Back to self-interest. A crucial fact of the social world is that individuals are mostly self-interested and that they remain so when they become politicians or government bureaucrats. This explains, among many other facts otherwise incomprehensible, why government intervention usually worsens a crisis if it hasn’t created the crisis in the first place. Leviathan is not Mother Teresa; it never was and is not now either. Who seriously thinks that Trump is more interested in saving the poor and the sick in America than to be re-elected if only for another four years? (The same is true, even if perhaps not as obvious, for Sanders or Biden). There is alas not much American exceptionalism there either.

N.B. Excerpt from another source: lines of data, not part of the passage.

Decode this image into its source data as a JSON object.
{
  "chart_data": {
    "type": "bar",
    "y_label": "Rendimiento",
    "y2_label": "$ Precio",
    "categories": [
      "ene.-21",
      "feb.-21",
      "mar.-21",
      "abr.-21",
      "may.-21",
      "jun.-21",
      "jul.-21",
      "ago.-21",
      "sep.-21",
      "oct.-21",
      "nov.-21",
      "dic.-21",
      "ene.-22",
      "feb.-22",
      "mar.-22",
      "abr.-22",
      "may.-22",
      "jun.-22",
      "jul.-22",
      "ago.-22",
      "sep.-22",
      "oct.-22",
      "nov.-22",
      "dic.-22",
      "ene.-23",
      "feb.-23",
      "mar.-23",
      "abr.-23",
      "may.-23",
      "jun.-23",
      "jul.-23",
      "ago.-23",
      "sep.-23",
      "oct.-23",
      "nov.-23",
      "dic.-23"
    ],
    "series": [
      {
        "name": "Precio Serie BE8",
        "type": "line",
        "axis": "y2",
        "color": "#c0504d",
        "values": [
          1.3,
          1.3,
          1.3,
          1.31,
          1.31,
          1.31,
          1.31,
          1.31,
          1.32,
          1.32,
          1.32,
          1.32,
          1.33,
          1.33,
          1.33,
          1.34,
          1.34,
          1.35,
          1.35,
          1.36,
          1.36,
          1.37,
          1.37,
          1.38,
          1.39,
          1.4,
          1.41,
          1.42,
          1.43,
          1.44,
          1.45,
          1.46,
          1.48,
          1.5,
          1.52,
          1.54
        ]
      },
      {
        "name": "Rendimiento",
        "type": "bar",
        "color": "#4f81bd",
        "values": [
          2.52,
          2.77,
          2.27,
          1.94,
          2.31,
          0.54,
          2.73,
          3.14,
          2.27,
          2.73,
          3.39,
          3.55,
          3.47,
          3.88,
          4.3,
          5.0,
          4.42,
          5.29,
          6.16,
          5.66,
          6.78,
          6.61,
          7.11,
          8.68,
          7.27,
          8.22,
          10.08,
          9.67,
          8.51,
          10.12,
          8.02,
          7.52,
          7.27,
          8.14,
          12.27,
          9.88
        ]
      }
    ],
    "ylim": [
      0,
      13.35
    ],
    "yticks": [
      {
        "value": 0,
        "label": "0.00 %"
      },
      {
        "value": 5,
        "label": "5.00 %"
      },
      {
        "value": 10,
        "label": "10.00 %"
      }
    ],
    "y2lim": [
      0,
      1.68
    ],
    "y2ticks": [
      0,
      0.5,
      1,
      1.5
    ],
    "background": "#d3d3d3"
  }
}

The most hardly hit people will likely be those at the bottom of the social ladder. Already, high-middle-class people work remotely; the poor are laid-off. As others of my co-bloggers have hinted at, stagflation may follow, if we are lucky enough to avoid hyperinflation. Imagine a $3-trillion budget deficit financed with money creation. Whatever the extent of the damage, the huddled masses will claim for their illusionary savior: the state.

One of the main dangers in a crisis is the mob’s reaction; and it is often in the state’s interest—in the interest of politicians and government bureaucrats—to follow the mob instead of restraining its irrational fears and wrath. Interestingly, Trump tried to instill some calm at the beginning, quite probably because he saw the epidemics as compromising his reelection chances. At any rate, he was not helped by the fact that he has a habit of lying in-your-face or pontificating about what he doesn’t know. And he was finally unable to avoid following the panicked mob.

In the process, state power expands, planting the seeds for future crises where the state will further increase its power in order to minimize the detrimental consequences of its previous controls on social and economic life.

As I tweeted,

Isn’t it fascinating that, after a century of communism, four centuries of dirigiste price controls, and two centuries and a half of economic analysis, we still have to explain what causes shortages and that falling into the arms of the state is the recipe for economic, social, and political disaster?

And isn’t it troubling that people have to rediscover this through painful experience again and again?